FEBRUARY 5, 2025 — UTSA researchers in MATRIX: The UTSA AI Consortium for Human Well-Being are improving how clinicians handle biomedical and social data.
Funded by a one-year, $500,000 grant from the National Institutes of Health (NIH)’s AIM AHEAD program, the researchers are developing an AI-powered network to advance health care and health-related research.
“We are building an AI-powered infrastructure for professionals in the health sciences that include clinicians, biomedical engineers and researchers, people who are looking at community health disparities,” said Amina Qutub, the Burzik Professor in Engineering Design at UTSA. “It includes an umbrella across the United States of people who are using artificial intelligence to understand biomedical data, and UTSA is providing that infrastructure.”
The innovative project is supported by a team of UTSA faculty and MATRIX thrust (area) leads, including Qutub, Dhireesha Kudithipudi, Ambika Mathur, Kevin Desai, Panagiotis Markopoulos and Erica Sosa along with UT Health San Antonio professor Mark P. Goldberg, M.D.
The first phase of the project established the M-POWER center and equipped clinicians and researchers with AI and machine learning toolkits to identify and combat health disparities.
Now, in the second phase of funding, the team is developing an online database called MATCH (MATRIX AI/ML Concierge for Healthcare). The researchers are currently collecting biomedical data to populate a network infrastructure. This database will initially be available across Texas. Ultimately, the researchers hope to expand its access nationwide.
“It’s a chatbot powered by AI and links to biomedical data,” Qutub explained. “We’re harnessing large language models to build an infrastructure where people with biology backgrounds that don’t have AI backgrounds can use AI without coding but in an informed way. This will serve as a really smart assistant helping clinicians and researchers to make decisions. The smart assistant now is no longer a person; it’s AI.”

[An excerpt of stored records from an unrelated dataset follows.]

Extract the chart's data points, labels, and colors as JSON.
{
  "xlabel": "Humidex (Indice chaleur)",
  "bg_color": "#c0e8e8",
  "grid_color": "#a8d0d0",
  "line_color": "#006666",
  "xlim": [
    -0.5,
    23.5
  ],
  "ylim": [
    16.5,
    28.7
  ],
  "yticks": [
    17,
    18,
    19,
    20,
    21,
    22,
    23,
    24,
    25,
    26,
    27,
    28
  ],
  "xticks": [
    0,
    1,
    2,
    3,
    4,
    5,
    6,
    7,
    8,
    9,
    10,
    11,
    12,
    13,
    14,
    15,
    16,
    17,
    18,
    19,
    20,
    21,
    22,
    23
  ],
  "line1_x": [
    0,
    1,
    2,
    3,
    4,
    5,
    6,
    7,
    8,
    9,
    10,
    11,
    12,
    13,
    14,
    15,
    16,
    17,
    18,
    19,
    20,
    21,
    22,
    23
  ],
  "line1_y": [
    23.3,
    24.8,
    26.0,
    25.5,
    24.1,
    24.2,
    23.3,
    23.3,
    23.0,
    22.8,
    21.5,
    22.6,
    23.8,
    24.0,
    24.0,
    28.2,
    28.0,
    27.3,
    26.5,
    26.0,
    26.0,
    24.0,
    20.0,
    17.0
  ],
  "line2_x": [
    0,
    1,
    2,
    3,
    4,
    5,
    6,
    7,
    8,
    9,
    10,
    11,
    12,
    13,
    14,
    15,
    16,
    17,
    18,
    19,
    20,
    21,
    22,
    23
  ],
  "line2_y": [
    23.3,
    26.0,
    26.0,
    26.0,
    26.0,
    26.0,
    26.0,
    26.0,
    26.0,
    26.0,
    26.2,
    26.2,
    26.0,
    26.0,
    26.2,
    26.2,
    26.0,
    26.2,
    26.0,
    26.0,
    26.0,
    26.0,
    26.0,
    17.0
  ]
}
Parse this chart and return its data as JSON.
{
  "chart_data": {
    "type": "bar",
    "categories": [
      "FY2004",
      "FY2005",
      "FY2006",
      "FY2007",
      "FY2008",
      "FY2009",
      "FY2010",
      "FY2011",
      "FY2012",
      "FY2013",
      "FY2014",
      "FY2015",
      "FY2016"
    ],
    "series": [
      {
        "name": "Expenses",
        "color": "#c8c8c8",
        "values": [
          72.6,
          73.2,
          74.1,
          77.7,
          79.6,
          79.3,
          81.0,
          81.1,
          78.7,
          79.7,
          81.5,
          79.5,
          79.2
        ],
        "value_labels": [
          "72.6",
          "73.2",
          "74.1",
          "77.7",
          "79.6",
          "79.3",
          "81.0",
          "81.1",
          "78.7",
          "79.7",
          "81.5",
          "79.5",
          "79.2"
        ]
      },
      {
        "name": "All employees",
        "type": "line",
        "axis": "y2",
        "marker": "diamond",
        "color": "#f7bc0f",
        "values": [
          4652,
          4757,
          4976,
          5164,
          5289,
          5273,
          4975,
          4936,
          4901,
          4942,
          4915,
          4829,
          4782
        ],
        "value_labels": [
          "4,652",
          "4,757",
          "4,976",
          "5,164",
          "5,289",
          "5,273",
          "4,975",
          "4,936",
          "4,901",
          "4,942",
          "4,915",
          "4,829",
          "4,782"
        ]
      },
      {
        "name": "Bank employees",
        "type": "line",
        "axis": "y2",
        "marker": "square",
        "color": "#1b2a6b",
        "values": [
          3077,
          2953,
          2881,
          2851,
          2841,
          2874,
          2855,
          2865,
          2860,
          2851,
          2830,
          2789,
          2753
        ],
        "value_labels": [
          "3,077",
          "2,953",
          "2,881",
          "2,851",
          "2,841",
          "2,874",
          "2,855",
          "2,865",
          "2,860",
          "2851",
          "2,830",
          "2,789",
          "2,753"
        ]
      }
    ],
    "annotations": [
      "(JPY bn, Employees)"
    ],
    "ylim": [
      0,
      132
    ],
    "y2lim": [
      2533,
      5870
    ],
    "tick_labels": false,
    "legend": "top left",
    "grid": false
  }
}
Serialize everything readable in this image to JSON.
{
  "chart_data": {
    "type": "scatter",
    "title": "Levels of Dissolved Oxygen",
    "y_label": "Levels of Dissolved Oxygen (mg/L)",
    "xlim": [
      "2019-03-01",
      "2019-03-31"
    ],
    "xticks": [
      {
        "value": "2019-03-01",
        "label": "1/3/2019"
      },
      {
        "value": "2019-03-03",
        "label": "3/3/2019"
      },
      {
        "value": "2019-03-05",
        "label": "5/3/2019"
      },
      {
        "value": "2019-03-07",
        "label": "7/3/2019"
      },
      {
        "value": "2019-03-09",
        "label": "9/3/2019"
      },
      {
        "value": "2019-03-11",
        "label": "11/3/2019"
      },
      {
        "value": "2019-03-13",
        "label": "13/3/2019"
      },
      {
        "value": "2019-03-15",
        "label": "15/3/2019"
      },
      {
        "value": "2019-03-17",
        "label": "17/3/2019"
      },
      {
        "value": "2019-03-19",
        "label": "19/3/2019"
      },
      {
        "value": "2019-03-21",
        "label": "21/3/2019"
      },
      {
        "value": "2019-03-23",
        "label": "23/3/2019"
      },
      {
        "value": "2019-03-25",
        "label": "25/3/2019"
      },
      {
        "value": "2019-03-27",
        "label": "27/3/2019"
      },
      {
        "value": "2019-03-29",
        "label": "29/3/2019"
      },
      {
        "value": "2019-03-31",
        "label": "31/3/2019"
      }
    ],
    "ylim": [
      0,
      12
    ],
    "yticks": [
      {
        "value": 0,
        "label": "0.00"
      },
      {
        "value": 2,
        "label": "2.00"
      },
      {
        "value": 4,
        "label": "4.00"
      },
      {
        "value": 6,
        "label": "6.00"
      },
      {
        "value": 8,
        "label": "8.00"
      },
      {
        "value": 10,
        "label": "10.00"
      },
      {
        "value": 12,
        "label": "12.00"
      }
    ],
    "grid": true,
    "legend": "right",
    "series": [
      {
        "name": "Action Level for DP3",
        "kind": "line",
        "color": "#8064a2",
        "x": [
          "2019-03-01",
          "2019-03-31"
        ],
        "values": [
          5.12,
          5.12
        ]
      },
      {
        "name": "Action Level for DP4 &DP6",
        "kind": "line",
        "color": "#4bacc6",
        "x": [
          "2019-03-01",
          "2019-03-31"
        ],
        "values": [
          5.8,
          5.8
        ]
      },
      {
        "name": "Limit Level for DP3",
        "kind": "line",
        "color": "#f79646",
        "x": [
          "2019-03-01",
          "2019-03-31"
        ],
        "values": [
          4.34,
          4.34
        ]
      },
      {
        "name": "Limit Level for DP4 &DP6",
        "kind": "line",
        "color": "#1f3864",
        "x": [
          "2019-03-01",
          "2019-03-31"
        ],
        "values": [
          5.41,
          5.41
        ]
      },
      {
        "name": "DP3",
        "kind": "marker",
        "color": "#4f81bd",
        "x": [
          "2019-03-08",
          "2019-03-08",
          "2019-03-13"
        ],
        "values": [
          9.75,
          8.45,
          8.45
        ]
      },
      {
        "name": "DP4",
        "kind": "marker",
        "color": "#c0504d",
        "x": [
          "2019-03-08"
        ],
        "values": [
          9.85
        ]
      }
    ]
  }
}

Although Qutub doesn’t envision AI ever replacing clinicians, she says that AI’s potential in health care is vast, with applications ranging from clinical care to trauma response. She noted that AI has already proven invaluable in the scientific community in handling complex neurological data, as well as analyzing molecular information from saliva and blood samples. These tasks, which would be time-consuming for a human to process manually, are made efficient by AI integrations.
“We've been fortunate that the people who are working with us on the clinical side really are engaged, and they are quick to pick up these technologies. They want to find things that help resolve medical problems in a way that harnesses the best technologies,” Qutub said. “And that’s what we’re developing: the ability to harness technology so clinical and biomedical researchers can use data in a way that informs their experiments, informs biology and really empowers discovery.”
In addition to its use on the AIM AHEAD-funded project, the MATCH platform will impact the iRemedyACT project. iRemedyACT, which enhances trauma care, will be evolved to use AI and machine learning models that make informed decisions about emergency medical interventions to deliver individualized patient care.
“Our goals are to accelerate treatments for people and to accelerate discovery. Ultimately, these new technologies that come out of it and new findings in the biosciences will improve quality of life and enable us to save lives. That’s what we’re hoping to achieve,” Qutub said.
Focused on four key research thrusts — machine learning and deployment, augmenting human capabilities, neuro-inspired AI, and trustworthy AI — and strategically partnering with industry leaders and federal research labs, MATRIX AI is tackling significant AI challenges while addressing the nation’s growing need for interdisciplinary AI research talent. With multiple dedicated research centers and a plethora of collaborative projects, MATRIX AI is the primary hub for advancing AI research at UTSA and in San Antonio.
The AIM AHEAD-funded project is one of the latest examples of how UTSA and UT Health San Antonio are bringing AI technology to medicine. Last fall, the institutions jointly launched the nation’s first dual degree program in medicine and AI.
The institutions are also embarking on a merger, which when complete will make the newly merged institution the third largest research university in Texas.